Trinity Music City, now called Huckabee Theater and formerly Twitty City,
is an entertainment complex in Hendersonville, Tennessee. It was famous for its lavish Christmas decorations, and includes the Conway Twitty Mansion and Memorial Gardens.
Since Twitty's death, it has been converted into a Christian music venue owned by the Trinity Broadcasting Network, along with the studios of their Nashville area station WPGD-TV. It is also the home to Mike Huckabee's television show, Huckabee, which is also broadcast live from the venue's studios.

History
It was first the home of singer Conway Twitty from its opening in 1982 until his death in 1993 as he lived there for many years.
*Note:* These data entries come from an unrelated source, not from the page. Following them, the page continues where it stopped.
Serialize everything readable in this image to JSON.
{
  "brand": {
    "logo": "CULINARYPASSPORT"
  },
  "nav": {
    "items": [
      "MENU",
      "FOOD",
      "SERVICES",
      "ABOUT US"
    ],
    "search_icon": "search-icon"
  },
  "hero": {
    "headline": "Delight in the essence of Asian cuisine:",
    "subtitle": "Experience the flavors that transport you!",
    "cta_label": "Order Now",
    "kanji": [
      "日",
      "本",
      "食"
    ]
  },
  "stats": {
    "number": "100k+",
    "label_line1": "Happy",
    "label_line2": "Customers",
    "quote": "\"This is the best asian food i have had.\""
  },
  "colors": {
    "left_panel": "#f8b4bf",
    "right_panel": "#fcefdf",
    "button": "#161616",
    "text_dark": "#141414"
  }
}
He built the house, which also was a country music entertainment complex, and was known as Twitty City at a cost of over $3.5 million. Twitty and Twitty City were once featured on the TV series Lifestyles of the Rich and Famous with Robin Leach, and was also seen in the Nashville episode of the BBC series Entertainment USA, presented by Jonathan King. There were also homes for Twitty's mother as well as his children. Opened in 1982, it was a popular tourist stop throughout the 1980s and into the early 1990s; it was shut down in 1994 following a year-long tribute show called Final Touches, when fans and peers in the music business dropped by. The complex was auctioned off and bought by the Trinity Broadcasting Network that same year. The venue was renamed to Trinity Music City immediately after.

On July 3, 2016, Trinity Music City stopped holding tours to the public. Station Manager of WPGD-TV and Trinity Music City, Becky Bustin confirmed that, “We do not give tours any longer”, and also saying that, “The tours were suspended indefinitely as of July 3rd and it was a corporate decision.”

As of October 7, 2017, the revived television program, Huckabee, hosted by former Republican Arkansas Governor Mike Huckabee, now broadcasts its pre-recorded shows in front of a live audience at Trinity Music City. Also the venue took on a second name, "Huckabee Theater".